I am making some things where I am using countersunk holes and I currently do this by hand.
I was thinking about doing it on the machine, but that would be involve a tool-change. Also I only have metal countrsunk bits that don’t seem to work that well.
I was thinking that it might be possible to use a spiral operation with a small endmill.
Maybe ideal would be to do a spiral operation and a finishing operation by hand or with a countersunk bit.
Does anyone has some tips or trick on how to do this in ESTLcam?

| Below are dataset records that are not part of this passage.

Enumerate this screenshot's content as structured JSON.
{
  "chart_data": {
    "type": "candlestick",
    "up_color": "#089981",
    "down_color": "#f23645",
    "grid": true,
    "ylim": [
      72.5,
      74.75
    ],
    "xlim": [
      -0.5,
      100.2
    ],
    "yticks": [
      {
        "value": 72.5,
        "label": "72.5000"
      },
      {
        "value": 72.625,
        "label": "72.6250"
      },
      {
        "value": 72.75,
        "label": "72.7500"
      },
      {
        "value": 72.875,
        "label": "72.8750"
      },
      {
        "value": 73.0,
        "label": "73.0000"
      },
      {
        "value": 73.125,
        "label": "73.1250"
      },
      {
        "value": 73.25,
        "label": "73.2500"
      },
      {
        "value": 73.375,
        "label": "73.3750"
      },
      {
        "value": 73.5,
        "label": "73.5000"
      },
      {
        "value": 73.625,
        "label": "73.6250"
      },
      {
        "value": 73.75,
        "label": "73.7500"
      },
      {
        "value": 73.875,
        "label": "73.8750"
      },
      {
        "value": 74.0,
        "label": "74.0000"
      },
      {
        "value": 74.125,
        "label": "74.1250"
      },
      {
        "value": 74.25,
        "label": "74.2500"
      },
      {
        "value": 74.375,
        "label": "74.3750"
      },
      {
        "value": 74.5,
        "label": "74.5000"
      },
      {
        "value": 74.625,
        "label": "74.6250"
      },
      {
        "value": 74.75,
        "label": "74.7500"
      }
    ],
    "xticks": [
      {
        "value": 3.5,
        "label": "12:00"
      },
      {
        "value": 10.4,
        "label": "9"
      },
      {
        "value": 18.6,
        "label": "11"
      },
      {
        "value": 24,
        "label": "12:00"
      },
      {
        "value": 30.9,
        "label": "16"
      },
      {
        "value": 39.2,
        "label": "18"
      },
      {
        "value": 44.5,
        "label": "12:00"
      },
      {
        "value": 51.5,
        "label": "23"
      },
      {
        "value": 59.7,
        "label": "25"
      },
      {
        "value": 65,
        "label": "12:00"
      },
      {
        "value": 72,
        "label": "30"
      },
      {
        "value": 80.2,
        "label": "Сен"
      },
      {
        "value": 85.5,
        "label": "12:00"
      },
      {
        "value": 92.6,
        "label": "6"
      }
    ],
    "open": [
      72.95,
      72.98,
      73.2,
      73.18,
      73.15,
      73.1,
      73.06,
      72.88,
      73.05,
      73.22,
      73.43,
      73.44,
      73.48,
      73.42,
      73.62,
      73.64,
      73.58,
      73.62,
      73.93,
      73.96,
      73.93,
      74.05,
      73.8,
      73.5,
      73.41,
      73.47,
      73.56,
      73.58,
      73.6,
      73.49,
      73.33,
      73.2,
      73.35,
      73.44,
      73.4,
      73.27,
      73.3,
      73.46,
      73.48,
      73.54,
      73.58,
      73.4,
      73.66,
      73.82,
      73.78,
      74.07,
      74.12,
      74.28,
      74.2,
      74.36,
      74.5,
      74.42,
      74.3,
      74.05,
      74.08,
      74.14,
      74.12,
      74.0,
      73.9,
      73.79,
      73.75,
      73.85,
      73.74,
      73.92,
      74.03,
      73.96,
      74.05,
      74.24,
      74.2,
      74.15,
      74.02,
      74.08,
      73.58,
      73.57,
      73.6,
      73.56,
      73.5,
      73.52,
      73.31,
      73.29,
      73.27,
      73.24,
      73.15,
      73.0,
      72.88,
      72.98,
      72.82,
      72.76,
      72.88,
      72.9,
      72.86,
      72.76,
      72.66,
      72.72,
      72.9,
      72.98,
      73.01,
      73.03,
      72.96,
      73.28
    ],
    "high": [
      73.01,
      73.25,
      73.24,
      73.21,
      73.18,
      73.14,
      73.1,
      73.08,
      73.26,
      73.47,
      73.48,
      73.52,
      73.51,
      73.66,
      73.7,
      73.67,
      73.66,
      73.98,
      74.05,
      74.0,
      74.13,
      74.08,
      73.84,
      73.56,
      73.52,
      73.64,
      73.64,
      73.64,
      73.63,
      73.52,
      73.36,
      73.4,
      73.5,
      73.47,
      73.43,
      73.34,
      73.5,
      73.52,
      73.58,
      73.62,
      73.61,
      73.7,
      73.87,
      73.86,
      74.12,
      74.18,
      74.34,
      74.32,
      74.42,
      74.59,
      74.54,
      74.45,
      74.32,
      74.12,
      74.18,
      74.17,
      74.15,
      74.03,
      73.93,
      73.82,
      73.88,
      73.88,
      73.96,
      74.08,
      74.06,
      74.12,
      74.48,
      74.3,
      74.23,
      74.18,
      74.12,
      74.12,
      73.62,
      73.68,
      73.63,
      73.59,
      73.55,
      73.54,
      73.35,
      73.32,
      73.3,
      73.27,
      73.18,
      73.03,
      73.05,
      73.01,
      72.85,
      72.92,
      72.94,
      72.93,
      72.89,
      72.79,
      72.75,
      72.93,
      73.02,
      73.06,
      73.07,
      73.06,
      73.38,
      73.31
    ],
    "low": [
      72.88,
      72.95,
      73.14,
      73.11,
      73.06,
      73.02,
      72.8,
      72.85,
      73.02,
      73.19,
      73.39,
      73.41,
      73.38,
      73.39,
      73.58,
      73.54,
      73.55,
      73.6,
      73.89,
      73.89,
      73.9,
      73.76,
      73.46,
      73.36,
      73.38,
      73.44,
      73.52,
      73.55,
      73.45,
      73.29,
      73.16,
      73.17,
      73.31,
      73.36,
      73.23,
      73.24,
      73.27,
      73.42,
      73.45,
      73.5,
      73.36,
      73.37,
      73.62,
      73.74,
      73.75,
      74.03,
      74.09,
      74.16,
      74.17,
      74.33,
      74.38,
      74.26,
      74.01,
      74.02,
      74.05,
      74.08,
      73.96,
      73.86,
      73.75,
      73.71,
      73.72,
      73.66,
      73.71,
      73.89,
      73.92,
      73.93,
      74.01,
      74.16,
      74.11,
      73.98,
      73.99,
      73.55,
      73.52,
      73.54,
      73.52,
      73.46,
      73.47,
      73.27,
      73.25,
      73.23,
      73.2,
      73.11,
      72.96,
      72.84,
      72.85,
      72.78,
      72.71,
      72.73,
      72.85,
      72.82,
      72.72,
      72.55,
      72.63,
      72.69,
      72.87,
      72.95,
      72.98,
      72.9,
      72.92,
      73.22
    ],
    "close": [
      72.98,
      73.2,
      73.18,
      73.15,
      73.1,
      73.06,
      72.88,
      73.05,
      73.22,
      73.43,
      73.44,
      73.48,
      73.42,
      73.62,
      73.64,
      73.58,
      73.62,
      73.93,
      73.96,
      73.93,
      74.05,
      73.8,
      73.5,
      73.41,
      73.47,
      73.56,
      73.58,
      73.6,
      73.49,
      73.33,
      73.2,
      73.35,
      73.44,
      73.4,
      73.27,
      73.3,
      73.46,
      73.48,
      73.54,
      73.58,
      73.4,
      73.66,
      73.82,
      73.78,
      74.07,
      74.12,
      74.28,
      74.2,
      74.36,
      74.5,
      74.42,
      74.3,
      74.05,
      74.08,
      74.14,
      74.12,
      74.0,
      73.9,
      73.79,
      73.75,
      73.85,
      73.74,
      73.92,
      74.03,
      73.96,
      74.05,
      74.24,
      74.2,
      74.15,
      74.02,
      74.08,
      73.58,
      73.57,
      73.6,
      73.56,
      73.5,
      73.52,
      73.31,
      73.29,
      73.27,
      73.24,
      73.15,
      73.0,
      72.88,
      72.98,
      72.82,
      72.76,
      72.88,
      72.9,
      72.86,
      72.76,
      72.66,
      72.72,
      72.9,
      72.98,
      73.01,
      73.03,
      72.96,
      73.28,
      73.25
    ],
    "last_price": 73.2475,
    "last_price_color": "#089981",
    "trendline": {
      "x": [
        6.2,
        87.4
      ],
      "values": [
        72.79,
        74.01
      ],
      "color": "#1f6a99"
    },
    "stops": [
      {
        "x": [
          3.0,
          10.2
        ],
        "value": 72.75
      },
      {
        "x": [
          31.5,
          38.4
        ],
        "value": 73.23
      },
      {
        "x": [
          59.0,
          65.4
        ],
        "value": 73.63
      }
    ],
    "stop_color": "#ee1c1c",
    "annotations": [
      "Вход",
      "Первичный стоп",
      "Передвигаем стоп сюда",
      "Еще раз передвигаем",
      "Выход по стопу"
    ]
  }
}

A 1/8" flat endmill should be able to get you pretty close to countersunk holes. It may not be perfectly smooth on the angled section, but the screw will compress the wood there anyway, so it should be okay.
I was thinking about designing the countersunk hole in Fusion, (you can model the hole with a countersink (defining angle, OD, ID, etc) in the Design section), but I’m not sure if Fusion post-processor will output the gcode to do that.
I don’t think that you can do it in EstlCAM using 2D milling. You MAY be able to accomplish it with carving.
I’ll let someone that knows what they are talking about take it from here…
I’m not at the pc to check, but for me this sounds like a carve operation. If you put a circle in the drawing with the size of the screw head or larger, I suppose you can do a carving inside of the circle with the v-bit. In Estlcam you can specify the depth of the carve as well.
I believe it’s in an old Estlcam video and IIRC adding just a chamfer width (no tool), to the hole path properties, will do it (…make a finely stepped chamfer with the hole tool)… If you want to do it with a V-bit add that as the chamfer tool.
…It looks like only helical drilled holes can be chamfered/countersunk with a flat tool.